There are all sorts of styles….
– of breathing
– of living
– of dying
– of grieving
– of laughing
– of hoping
– of loving

Etcetera.

And each person’s style is unique, sometimes chosen, sometimes accidental, but always, always, very personal.

Let’s take grief, for example. My own for Anthony’s slow decline into the fog of Parkinson’s disease/Parkinsonism and dementia has taken a few U-turns. No, no – that’s not right – it is I who took the U-turns.

I know this is going to sound terrible, but I have gone through phases of not wanting to see him; getting him home only to find it impossible to lift him, and becoming angry; wanting the wheelchair taxi to come early. Can you imagine the guilt?
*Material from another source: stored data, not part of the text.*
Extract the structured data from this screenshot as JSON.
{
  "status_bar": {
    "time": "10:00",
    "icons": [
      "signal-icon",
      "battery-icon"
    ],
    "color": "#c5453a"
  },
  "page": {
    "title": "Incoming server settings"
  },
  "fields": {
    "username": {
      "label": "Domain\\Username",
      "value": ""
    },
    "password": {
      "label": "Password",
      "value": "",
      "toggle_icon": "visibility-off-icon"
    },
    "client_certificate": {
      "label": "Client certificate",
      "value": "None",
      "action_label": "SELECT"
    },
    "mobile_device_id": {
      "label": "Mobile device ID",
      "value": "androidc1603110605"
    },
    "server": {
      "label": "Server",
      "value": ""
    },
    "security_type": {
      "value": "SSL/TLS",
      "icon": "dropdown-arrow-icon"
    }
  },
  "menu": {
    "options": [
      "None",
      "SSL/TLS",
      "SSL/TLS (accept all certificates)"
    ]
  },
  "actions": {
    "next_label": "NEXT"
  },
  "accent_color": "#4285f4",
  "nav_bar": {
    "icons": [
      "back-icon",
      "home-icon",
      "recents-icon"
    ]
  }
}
But of course these emotional transitions are not just mine; they are his too. In the 18 months since he entered the nursing lodge, Anthony has had to get used to hands other than mine undressing and showering him, meals that I didn’t cook, unfamiliar blankets, surroundings, people….

Etcetera.

This is my grief, my guilt, my love, my style, my Anthony, and, despite the private/public paradox of my blog, it has never been a cry for help.

My style:
– Do not try to rescue me
– Do not worry about me
– Do not try to get me out-and-about
– Respect my privacy.

I love Ants in a past/present way, that beautiful figure of male virility, running through the paddocks to get the cows in and yelling, ‘Jules, RUN!’

We were friends for years before our relationship became serious … and now we are friends in that original, platonic way (despite his occasional innuendos).

And I seem to have fallen in love all over again which is quite weird until I realize that Anthony is the only man I have ever loved in that falling-in-love way. It is the same for him.